I would say, first of all, the entrepreneurial spirit of the company. You know, just like me, Compass was and still is interested in growth, in always doing better. I also nowadays find myself using Compass Workplace a lot. Many of my clients are in the process of relocating, and I use Workplace to match them with agents in other cities. Then I stay in touch and make sure they’re getting what they need. You have to make sure the client knows you have the power to help them move anywhere they need to move, and Compass helps me do that.
What is one attribute that every great agent needs to have?
I would say resilience. I think all great agents have to be resilient, they have to be willing to move past the parts of the job that feel really tiring or unsatisfying. You know, it’s one of the things I tell new agents: stay resilient. Especially if you’re a rental agent, which I was when I was just starting out. You have to be willing to take a client out to look at listings on Monday, Tuesday, Wednesday, and have to be ready to do it all over again on Thursday if that Wednesday deal you struck falls through. Resiliency is a good power to have in real estate. You have to become unbreakable.
How do you generate new business for yourself?
Most of my business comes from referrals. I get a lot of repeat business from past clients. I also tend to focus on specific buildings. I have about five buildings that I focus on and get repeat business from. There’s one building of mine called the “AA” building, but a lot of people joke that it should be called the “T” building. I also focus on working specific “hot pockets” within the city. That’s from my days as a rental agent.

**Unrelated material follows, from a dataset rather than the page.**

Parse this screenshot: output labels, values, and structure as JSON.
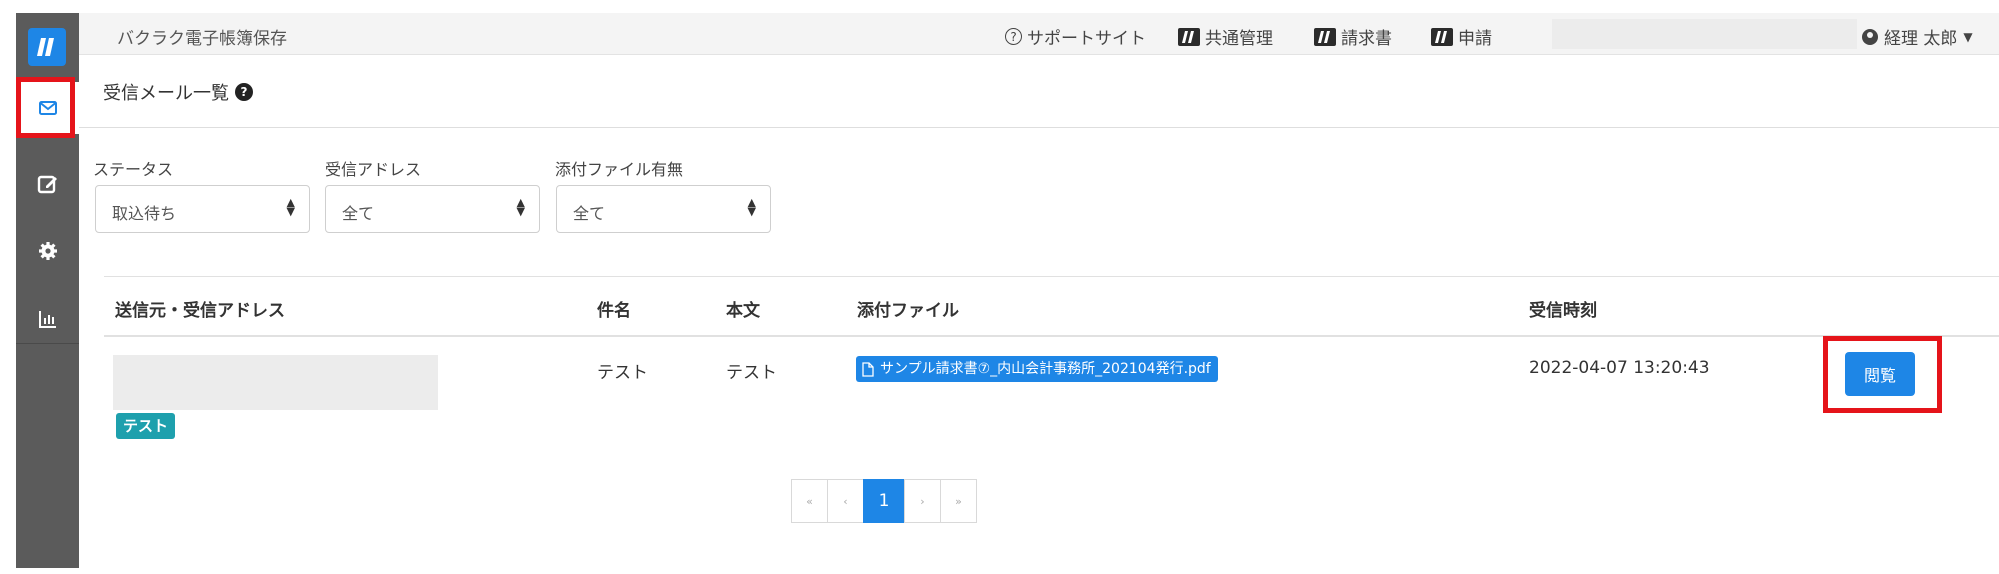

I go where the business is, where the demand is, so I don’t have a specific neighborhood where I work. I also try to use third person phrases in my marketing: you know, “We’re proud to announce that Terrence recently sold…” That tends to sound more humble than, “I sold this, I broke this record…” and I think that attracts potential clients looking to sell.
As a veteran agent, what advice would you give to other veteran agents who may also be in the position of team leader or mentor to agents new to the industry?

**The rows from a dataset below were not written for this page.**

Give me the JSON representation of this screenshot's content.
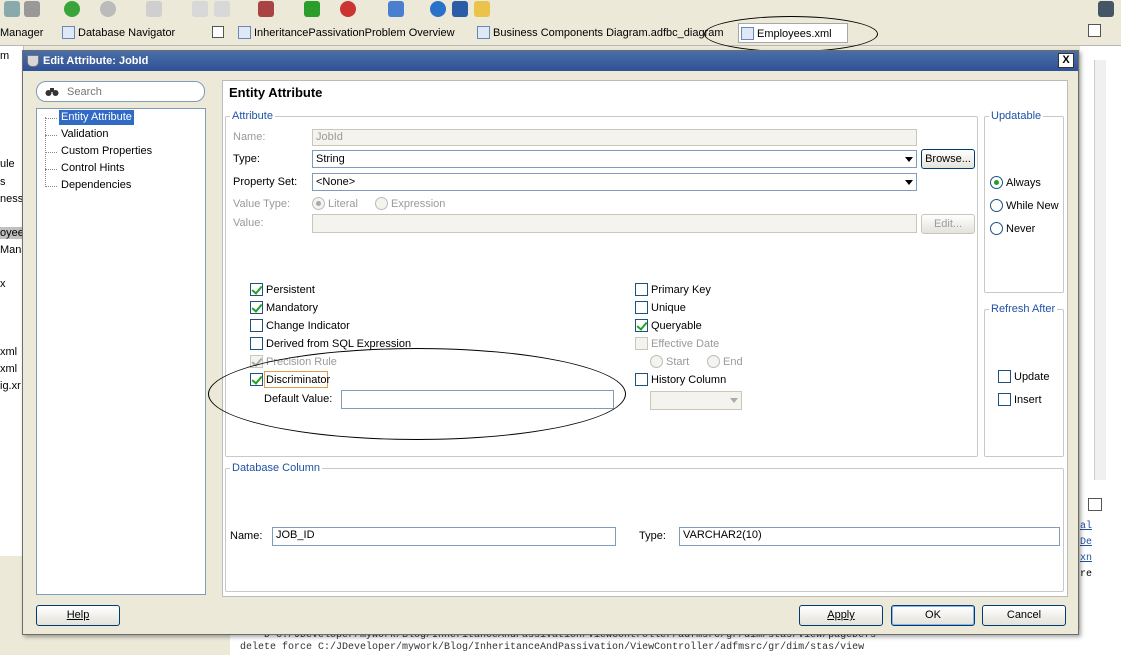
{
  "ide": {
    "tabs": {
      "manager": "Manager",
      "db_nav": "Database Navigator",
      "overview": "InheritancePassivationProblem Overview",
      "bc_diagram": "Business Components Diagram.adfbc_diagram",
      "employees": "Employees.xml"
    },
    "left_strip": [
      "m",
      "ule",
      "s",
      "ness",
      "oyee",
      "Mana",
      "x",
      "xml",
      "xml",
      "ig.xr"
    ],
    "log_lines": [
      "D C:/JDeveloper/mywork/Blog/InheritanceAndPassivation/ViewController/adfmsrc/gr/dim/stas/view/pageDefs",
      "delete   force C:/JDeveloper/mywork/Blog/InheritanceAndPassivation/ViewController/adfmsrc/gr/dim/stas/view"
    ],
    "right_strip": [
      "al",
      "De",
      "xn",
      "re"
    ]
  },
  "dialog": {
    "title": "Edit Attribute: JobId",
    "close": "X",
    "search_placeholder": "Search",
    "nav": [
      "Entity Attribute",
      "Validation",
      "Custom Properties",
      "Control Hints",
      "Dependencies"
    ],
    "panel_title": "Entity Attribute",
    "attribute": {
      "legend": "Attribute",
      "name_label": "Name:",
      "name_value": "JobId",
      "type_label": "Type:",
      "type_value": "String",
      "browse": "Browse...",
      "property_set_label": "Property Set:",
      "property_set_value": "<None>",
      "value_type_label": "Value Type:",
      "literal": "Literal",
      "expression": "Expression",
      "value_label": "Value:",
      "value_value": "",
      "edit": "Edit...",
      "persistent": "Persistent",
      "mandatory": "Mandatory",
      "change_indicator": "Change Indicator",
      "derived_sql": "Derived from SQL Expression",
      "precision_rule": "Precision Rule",
      "discriminator": "Discriminator",
      "default_value_label": "Default Value:",
      "default_value": "",
      "primary_key": "Primary Key",
      "unique": "Unique",
      "queryable": "Queryable",
      "effective_date": "Effective Date",
      "start": "Start",
      "end": "End",
      "history_column": "History Column"
    },
    "updatable": {
      "legend": "Updatable",
      "always": "Always",
      "while_new": "While New",
      "never": "Never",
      "selected": "Always"
    },
    "refresh_after": {
      "legend": "Refresh After",
      "update": "Update",
      "insert": "Insert"
    },
    "database_column": {
      "legend": "Database Column",
      "name_label": "Name:",
      "name_value": "JOB_ID",
      "type_label": "Type:",
      "type_value": "VARCHAR2(10)"
    },
    "buttons": {
      "help": "Help",
      "apply": "Apply",
      "ok": "OK",
      "cancel": "Cancel"
    },
    "checkbox_states": {
      "persistent": true,
      "mandatory": true,
      "change_indicator": false,
      "derived_sql": false,
      "precision_rule": true,
      "discriminator": true,
      "primary_key": false,
      "unique": false,
      "queryable": true,
      "effective_date": false,
      "history_column": false,
      "refresh_update": false,
      "refresh_insert": false
    }
  }
}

I had a mentor once who told me, “Focus on DIPA: Direct Income Producing Activities.” These are the activities and tasks that have a direct impact on your profitability and GCI. So, to a team leader, I would recommend they identify those tasks that are DIPA and those that are not. And for those tasks that are not DIPA, they should be delegated to someone else on the team. I have to be better about that myself, I have to learn to delegate more also. But it’s something that will help your business in the long run. I also think you have to be mindful of the service level you’re providing your clients. The market is crazy right now, and some things seem to be taking longer than normal, like working with attorneys or vendors. So it’s important to be mindful of always providing that top level of service to your clients, no matter what’s going on in the market right now.
And what would you say to agents who may still be working on their own, who need help generating more business?

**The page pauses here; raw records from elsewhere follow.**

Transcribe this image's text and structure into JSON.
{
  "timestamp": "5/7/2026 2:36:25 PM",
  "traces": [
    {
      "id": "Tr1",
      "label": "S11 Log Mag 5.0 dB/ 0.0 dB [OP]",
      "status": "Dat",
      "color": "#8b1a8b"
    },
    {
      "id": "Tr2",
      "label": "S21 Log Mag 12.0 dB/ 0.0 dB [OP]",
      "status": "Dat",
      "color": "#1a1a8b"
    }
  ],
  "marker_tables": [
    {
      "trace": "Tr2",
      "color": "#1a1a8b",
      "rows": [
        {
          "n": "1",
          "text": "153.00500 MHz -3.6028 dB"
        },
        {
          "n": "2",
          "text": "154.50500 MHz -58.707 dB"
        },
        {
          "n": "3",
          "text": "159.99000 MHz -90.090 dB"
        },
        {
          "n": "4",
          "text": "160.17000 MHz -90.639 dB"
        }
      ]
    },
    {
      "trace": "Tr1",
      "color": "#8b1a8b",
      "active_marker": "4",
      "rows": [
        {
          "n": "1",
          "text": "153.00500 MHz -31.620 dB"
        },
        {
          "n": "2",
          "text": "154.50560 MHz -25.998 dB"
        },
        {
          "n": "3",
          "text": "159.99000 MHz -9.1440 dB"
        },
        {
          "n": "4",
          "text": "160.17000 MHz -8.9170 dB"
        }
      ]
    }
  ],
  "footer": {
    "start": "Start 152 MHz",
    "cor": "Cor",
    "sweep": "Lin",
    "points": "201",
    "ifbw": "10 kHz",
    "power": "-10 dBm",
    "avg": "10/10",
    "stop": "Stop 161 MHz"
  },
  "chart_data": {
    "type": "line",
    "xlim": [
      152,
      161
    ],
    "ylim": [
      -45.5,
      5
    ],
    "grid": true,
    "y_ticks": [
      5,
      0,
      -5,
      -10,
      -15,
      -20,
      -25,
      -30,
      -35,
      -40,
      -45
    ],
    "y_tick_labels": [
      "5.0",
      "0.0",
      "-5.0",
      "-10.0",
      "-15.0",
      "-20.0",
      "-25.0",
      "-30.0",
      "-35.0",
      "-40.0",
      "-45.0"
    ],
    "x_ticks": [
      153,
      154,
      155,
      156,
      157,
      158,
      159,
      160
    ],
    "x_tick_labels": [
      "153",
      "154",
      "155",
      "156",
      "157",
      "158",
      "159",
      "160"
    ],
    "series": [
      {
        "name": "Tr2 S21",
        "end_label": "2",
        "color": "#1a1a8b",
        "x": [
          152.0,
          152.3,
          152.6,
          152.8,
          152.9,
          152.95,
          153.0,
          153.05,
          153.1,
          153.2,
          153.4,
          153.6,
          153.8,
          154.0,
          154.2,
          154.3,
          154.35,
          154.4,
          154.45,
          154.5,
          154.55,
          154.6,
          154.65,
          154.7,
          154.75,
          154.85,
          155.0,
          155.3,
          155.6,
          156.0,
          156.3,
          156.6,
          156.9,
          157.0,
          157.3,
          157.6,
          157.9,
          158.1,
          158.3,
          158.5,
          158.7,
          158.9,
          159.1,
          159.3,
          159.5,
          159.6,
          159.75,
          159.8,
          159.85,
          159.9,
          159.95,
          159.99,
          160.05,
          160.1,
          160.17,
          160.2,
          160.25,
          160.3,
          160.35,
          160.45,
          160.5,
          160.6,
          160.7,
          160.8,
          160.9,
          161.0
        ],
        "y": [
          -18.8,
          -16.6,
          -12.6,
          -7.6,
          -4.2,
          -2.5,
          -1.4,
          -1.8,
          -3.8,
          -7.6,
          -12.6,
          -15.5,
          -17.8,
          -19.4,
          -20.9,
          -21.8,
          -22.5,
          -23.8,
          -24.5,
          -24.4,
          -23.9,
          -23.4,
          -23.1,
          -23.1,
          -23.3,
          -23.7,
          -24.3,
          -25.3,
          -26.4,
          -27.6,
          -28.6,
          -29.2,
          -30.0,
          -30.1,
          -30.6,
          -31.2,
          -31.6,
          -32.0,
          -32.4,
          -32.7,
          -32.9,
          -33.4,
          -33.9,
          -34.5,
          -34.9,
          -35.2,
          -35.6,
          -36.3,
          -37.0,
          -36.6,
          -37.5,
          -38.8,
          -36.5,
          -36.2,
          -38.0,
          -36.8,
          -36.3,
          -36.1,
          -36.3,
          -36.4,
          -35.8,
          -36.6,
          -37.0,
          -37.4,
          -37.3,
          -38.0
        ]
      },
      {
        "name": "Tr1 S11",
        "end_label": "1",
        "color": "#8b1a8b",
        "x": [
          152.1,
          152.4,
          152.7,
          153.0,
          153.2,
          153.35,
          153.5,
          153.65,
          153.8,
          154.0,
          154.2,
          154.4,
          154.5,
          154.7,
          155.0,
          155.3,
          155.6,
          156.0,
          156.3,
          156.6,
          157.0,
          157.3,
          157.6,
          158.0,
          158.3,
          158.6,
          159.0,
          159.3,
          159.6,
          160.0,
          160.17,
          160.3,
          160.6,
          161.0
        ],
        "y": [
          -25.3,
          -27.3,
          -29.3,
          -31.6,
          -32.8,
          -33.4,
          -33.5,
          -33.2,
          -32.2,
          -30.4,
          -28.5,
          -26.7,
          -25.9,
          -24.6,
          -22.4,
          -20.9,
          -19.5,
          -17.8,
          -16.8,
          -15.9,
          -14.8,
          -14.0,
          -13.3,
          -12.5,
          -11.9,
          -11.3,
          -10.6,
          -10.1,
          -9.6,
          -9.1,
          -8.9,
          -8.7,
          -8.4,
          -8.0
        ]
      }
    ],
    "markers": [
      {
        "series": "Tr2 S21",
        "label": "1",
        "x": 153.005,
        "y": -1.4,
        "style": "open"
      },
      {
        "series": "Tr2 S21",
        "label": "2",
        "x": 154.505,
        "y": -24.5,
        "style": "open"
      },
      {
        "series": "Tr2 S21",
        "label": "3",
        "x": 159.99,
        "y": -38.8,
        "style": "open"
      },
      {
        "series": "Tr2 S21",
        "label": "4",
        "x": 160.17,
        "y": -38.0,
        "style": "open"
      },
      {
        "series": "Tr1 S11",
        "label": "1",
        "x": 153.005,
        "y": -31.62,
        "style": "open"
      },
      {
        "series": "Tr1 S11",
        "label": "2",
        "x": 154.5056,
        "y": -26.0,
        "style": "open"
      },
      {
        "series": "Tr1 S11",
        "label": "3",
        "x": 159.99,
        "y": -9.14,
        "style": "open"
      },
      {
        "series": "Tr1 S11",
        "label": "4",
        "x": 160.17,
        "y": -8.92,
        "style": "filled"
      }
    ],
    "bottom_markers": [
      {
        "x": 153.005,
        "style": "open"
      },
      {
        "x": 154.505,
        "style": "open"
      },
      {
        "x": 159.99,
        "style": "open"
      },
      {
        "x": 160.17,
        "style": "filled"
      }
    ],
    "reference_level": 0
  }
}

I think it’s always a good idea to be authentic, to be yourself. I have a pretty strong social media presence, but a lot of that comes from just being myself. If you’re a good person, if you’re good at what you do, it’s going to show through and people are going to see that and want to work with you. And also, you know, don’t be afraid to let things go. Sometimes a deal doesn’t always work out the way you want it to, or someone on your team screws up. It’s ok: just let it go and move on to the next thing. And be ok, too, with letting go of the things or people in your life and business that are dragging you down or taking you in the wrong direction.